School of Electrical Engineering and Computer Science, Washington State University, Pullman, WA 99163, USA.
Sensors (Basel). 2020 Sep 12;20(18):5207. doi: 10.3390/s20185207.
Digital markers of behavior can be continuously created, in everyday settings, using time series data collected by ambient sensors. The goal of this work was to perform individual- and population-level behavior analysis from such time series sensor data. In this paper, we introduce a novel algorithm-Resident Relative Entropy-Inverse Reinforcement Learning (RRE-IRL)-to perform an analysis of a single smart home resident or a group of residents, using inverse reinforcement learning. By employing this method, we learnt an individual's behavioral routine preferences. We then analyzed daily routines for an individual and for eight smart home residents grouped by health diagnoses. We observed that the behavioral routine preferences changed over time. Specifically, the probability that the observed behavior was the same at the beginning of data collection as it was at the end (months later) was lower for residents experiencing cognitive decline than for cognitively healthy residents. When comparing aggregated behavior between groups of residents from the two diagnosis groups, the behavioral difference was even greater. Furthermore, the behavior preferences were used by a random forest classifier to predict a resident's cognitive health diagnosis, with an accuracy of 0.84.
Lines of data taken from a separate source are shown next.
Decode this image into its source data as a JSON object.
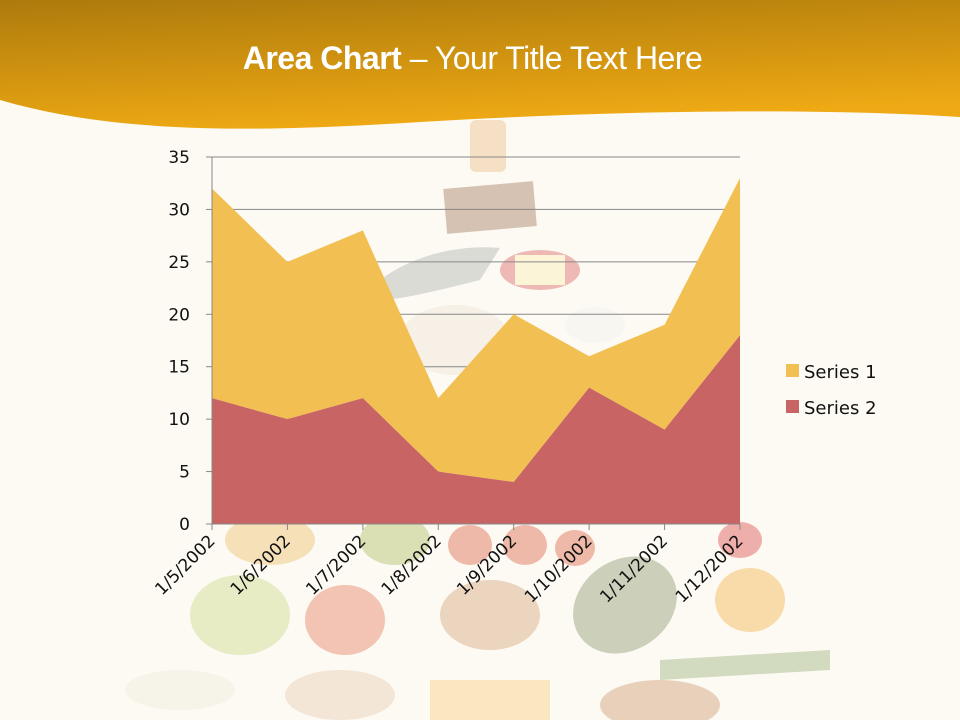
{
  "slide": {
    "title_bold": "Area Chart",
    "title_rest": " – Your Title Text Here",
    "colors": {
      "header_top": "#b07c0a",
      "header_bottom": "#eeab14",
      "background": "#fdfaf3",
      "series1": "#f2c052",
      "series2": "#c86464",
      "grid": "#888888"
    }
  },
  "chart_data": {
    "type": "area",
    "stacked": true,
    "title": "Area Chart – Your Title Text Here",
    "xlabel": "",
    "ylabel": "",
    "categories": [
      "1/5/2002",
      "1/6/2002",
      "1/7/2002",
      "1/8/2002",
      "1/9/2002",
      "1/10/2002",
      "1/11/2002",
      "1/12/2002"
    ],
    "series": [
      {
        "name": "Series 1",
        "values": [
          20,
          15,
          16,
          7,
          16,
          3,
          10,
          15
        ],
        "color": "#f2c052"
      },
      {
        "name": "Series 2",
        "values": [
          12,
          10,
          12,
          5,
          4,
          13,
          9,
          18
        ],
        "color": "#c86464"
      }
    ],
    "ylim": [
      0,
      35
    ],
    "yticks": [
      0,
      5,
      10,
      15,
      20,
      25,
      30,
      35
    ],
    "grid": true,
    "legend_position": "right"
  }
}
数字行为标记可以使用环境传感器收集的时间序列数据,在日常环境中不断创建。这项工作的目的是从这些时间序列传感器数据中进行个体和群体行为分析。在本文中,我们介绍了一种新的算法——居民相对熵-逆强化学习(RRE-IRL),使用逆强化学习对单个智能家居居民或一组居民进行分析。通过采用这种方法,我们学习了个人的行为常规偏好。然后,我们分析了个人和按健康诊断分组的 8 位智能家居居民的日常常规。我们观察到,行为常规偏好随时间而变化。具体来说,与认知健康的居民相比,经历认知能力下降的居民在数据收集开始时和结束时(几个月后)观察到的行为相同的概率较低。当比较来自两个诊断组的居民群体的聚合行为时,行为差异更大。此外,行为偏好被随机森林分类器用于预测居民的认知健康诊断,准确率为 0.84。